Atlanta-based sex columnist Mike Alvear is known to ruffle feathers with his sage advice. David Gest, Liza Minnelli’s ex-husband, is known to fend off speculation that he’s gay with veracity second only to Tom Cruise and John Travolta. Mix the two together and it gets a little combustible.
Alvear, who is gay and pens the Need Wood? advice column for Project Q Atlanta, is also the scribe behind the Sexorcist for Creative Loafing. That’s where Gest (photo), a concert promoter best known for his troubled marriage with Minnelli, comes in. In a Sexorcist published on March 29, Alvear tackles this question: A gay guy’s got a female friend who’s dating a gay guy. He knows; she may not. The gay guy asks the Sexorcist if he should tell her.
Starting to see where a sly reference to Gest and Minnelli might prove illustrative in this scenario? Alvear did, too. So he included a paragraph that referenced the celebrity pair. But Gest’s attorneys – like most we know – don’t have a sense of humor.
Within hours of Alvear’s column hitting the internet, Gest’s attorneys pounced with the same gusto Cruise used on Oprah’s coach and Travolta offers in the steam room.

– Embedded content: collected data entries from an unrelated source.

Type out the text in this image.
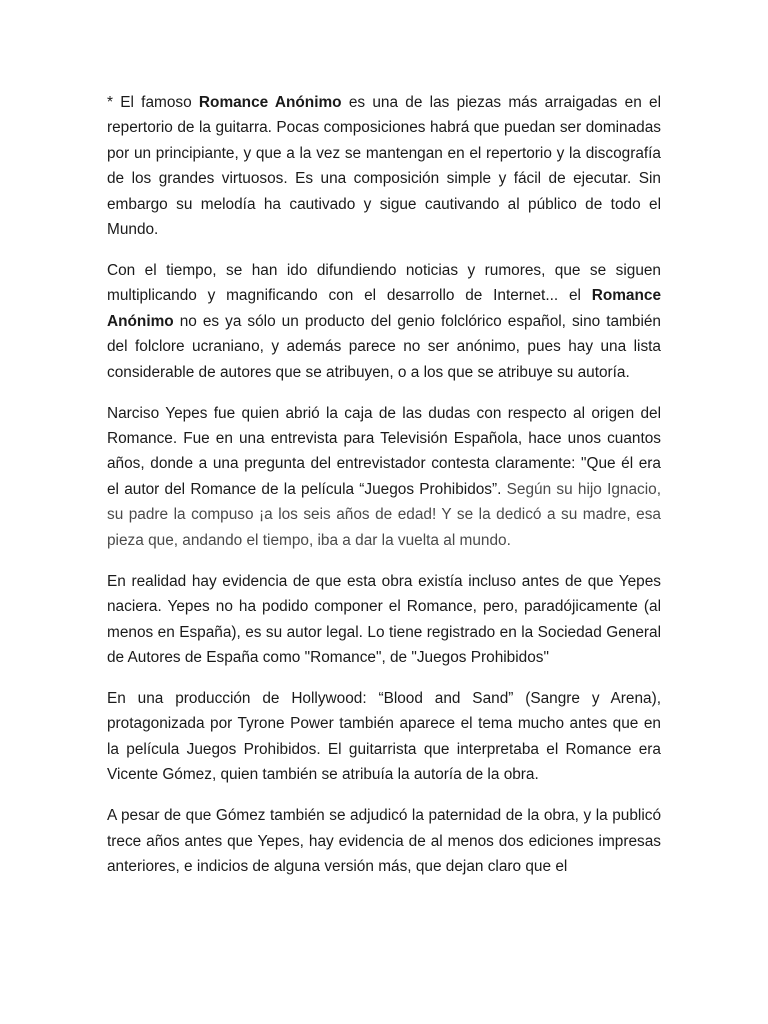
* El famoso Romance Anónimo es una de las piezas más arraigadas en el repertorio de la guitarra. Pocas composiciones habrá que puedan ser dominadas por un principiante, y que a la vez se mantengan en el repertorio y la discografía de los grandes virtuosos. Es una composición simple y fácil de ejecutar. Sin embargo su melodía ha cautivado y sigue cautivando al público de todo el Mundo.

Con el tiempo, se han ido difundiendo noticias y rumores, que se siguen multiplicando y magnificando con el desarrollo de Internet... el Romance Anónimo no es ya sólo un producto del genio folclórico español, sino también del folclore ucraniano, y además parece no ser anónimo, pues hay una lista considerable de autores que se atribuyen, o a los que se atribuye su autoría.

Narciso Yepes fue quien abrió la caja de las dudas con respecto al origen del Romance. Fue en una entrevista para Televisión Española, hace unos cuantos años, donde a una pregunta del entrevistador contesta claramente: "Que él era el autor del Romance de la película “Juegos Prohibidos”. Según su hijo Ignacio, su padre la compuso ¡a los seis años de edad! Y se la dedicó a su madre, esa pieza que, andando el tiempo, iba a dar la vuelta al mundo.

En realidad hay evidencia de que esta obra existía incluso antes de que Yepes naciera. Yepes no ha podido componer el Romance, pero, paradójicamente (al menos en España), es su autor legal. Lo tiene registrado en la Sociedad General de Autores de España como "Romance", de "Juegos Prohibidos"

En una producción de Hollywood: “Blood and Sand” (Sangre y Arena), protagonizada por Tyrone Power también aparece el tema mucho antes que en la película Juegos Prohibidos. El guitarrista que interpretaba el Romance era Vicente Gómez, quien también se atribuía la autoría de la obra.

A pesar de que Gómez también se adjudicó la paternidad de la obra, y la publicó trece años antes que Yepes, hay evidencia de al menos dos ediciones impresas anteriores, e indicios de alguna versión más, que dejan claro que el
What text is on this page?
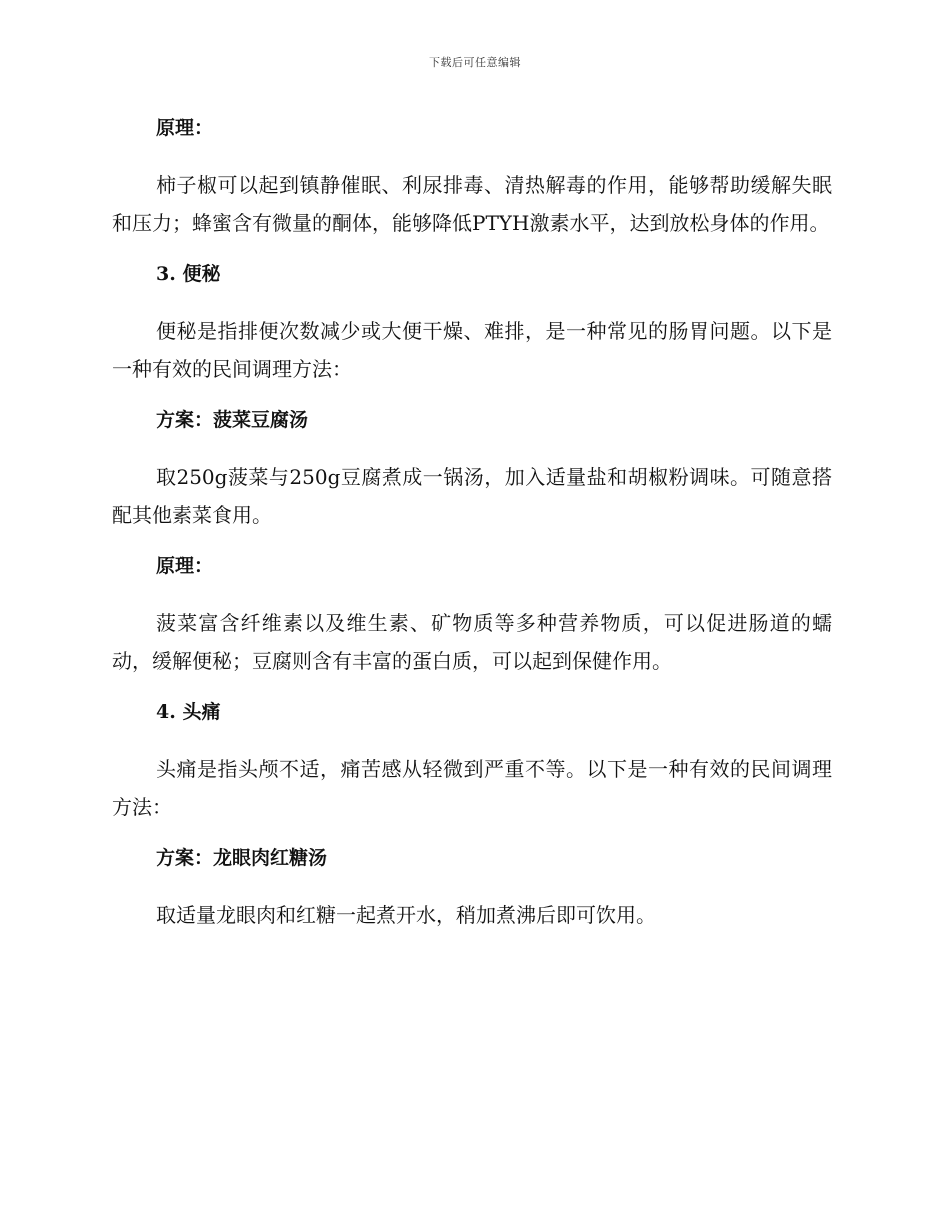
下载后可任意编辑
原理：

柿子椒可以起到镇静催眠、利尿排毒、清热解毒的作用，能够帮助缓解失眠和压力；蜂蜜含有微量的酮体，能够降低PTYH激素水平，达到放松身体的作用。

3. 便秘

便秘是指排便次数减少或大便干燥、难排，是一种常见的肠胃问题。以下是一种有效的民间调理方法：

方案：菠菜豆腐汤

取250g菠菜与250g豆腐煮成一锅汤，加入适量盐和胡椒粉调味。可随意搭配其他素菜食用。

原理：

菠菜富含纤维素以及维生素、矿物质等多种营养物质，可以促进肠道的蠕动，缓解便秘；豆腐则含有丰富的蛋白质，可以起到保健作用。

4. 头痛

头痛是指头颅不适，痛苦感从轻微到严重不等。以下是一种有效的民间调理方法：

方案：龙眼肉红糖汤

取适量龙眼肉和红糖一起煮开水，稍加煮沸后即可饮用。
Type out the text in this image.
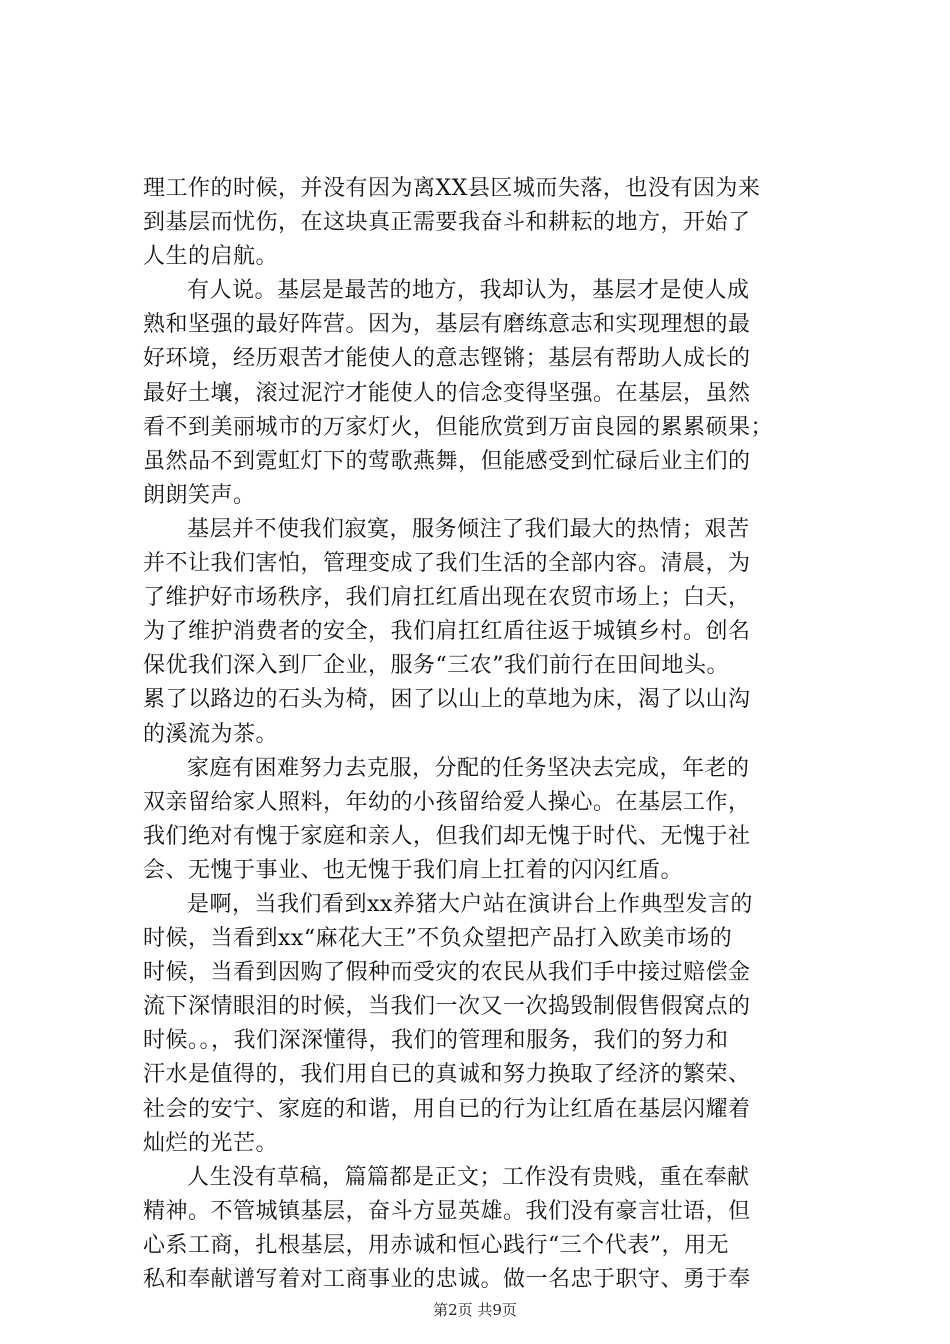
理工作的时候，并没有因为离XX县区城而失落，也没有因为来
到基层而忧伤，在这块真正需要我奋斗和耕耘的地方，开始了
人生的启航。
有人说。基层是最苦的地方，我却认为，基层才是使人成
熟和坚强的最好阵营。因为，基层有磨练意志和实现理想的最
好环境，经历艰苦才能使人的意志铿锵；基层有帮助人成长的
最好土壤，滚过泥泞才能使人的信念变得坚强。在基层，虽然
看不到美丽城市的万家灯火，但能欣赏到万亩良园的累累硕果；
虽然品不到霓虹灯下的莺歌燕舞，但能感受到忙碌后业主们的
朗朗笑声。
基层并不使我们寂寞，服务倾注了我们最大的热情；艰苦
并不让我们害怕，管理变成了我们生活的全部内容。清晨，为
了维护好市场秩序，我们肩扛红盾出现在农贸市场上；白天，
为了维护消费者的安全，我们肩扛红盾往返于城镇乡村。创名
保优我们深入到厂企业，服务“三农”我们前行在田间地头。
累了以路边的石头为椅，困了以山上的草地为床，渴了以山沟
的溪流为茶。
家庭有困难努力去克服，分配的任务坚决去完成，年老的
双亲留给家人照料，年幼的小孩留给爱人操心。在基层工作，
我们绝对有愧于家庭和亲人，但我们却无愧于时代、无愧于社
会、无愧于事业、也无愧于我们肩上扛着的闪闪红盾。
是啊，当我们看到xx养猪大户站在演讲台上作典型发言的
时候，当看到xx“麻花大王”不负众望把产品打入欧美市场的
时候，当看到因购了假种而受灾的农民从我们手中接过赔偿金
流下深情眼泪的时候，当我们一次又一次捣毁制假售假窝点的
时候。。，我们深深懂得，我们的管理和服务，我们的努力和
汗水是值得的，我们用自已的真诚和努力换取了经济的繁荣、
社会的安宁、家庭的和谐，用自已的行为让红盾在基层闪耀着
灿烂的光芒。
人生没有草稿，篇篇都是正文；工作没有贵贱，重在奉献
精神。不管城镇基层，奋斗方显英雄。我们没有豪言壮语，但
心系工商，扎根基层，用赤诚和恒心践行“三个代表”，用无
私和奉献谱写着对工商事业的忠诚。做一名忠于职守、勇于奉
第2页 共9页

So they fired off a cease-and-desist letter to the Loaf’s parent company demanding that the offending paragraph be yanked. The paper, already facing a handful of lawsuits unrelated to this issue, decided it was easier to edit the column post-publication than to tangle with Gest’s attorneys.
They offered this explanation online:
Editor's note: This column has been altered to remove a paragraph implying that David Gest, Liza Minnelli's ex-husband, is gay after we received a strongly worded cease-and-desist letter from Gest's attorneys.Ouch. Alvear and the paper declined to provide the text in question to us, but it’s clear from the editor’s note what it was about. “The attorneys suggested we retract the implication that David Gest is gay,” Loaf News Editor Scott Henry says. “It’s not like we changed it to say that David Gest is straight. We simply removed the offending passage upon the request of attorneys.” Ouch, again. The threat of a lawsuit over content is nothing new for the Loaf – or any media outlet. But in this case, the paragraph that caused the consternation for Gest’s legal team wasn’t critical to meaning and message of the overall piece, Henry says. Had it been the central tenant of Alvear’s column, the call to remove it from attorneys would “have been problematic for us." “Obviously this wasn't the optimal choice on this, but it was the financially prudent one,” Henry says. Alvear declined to discuss the incident.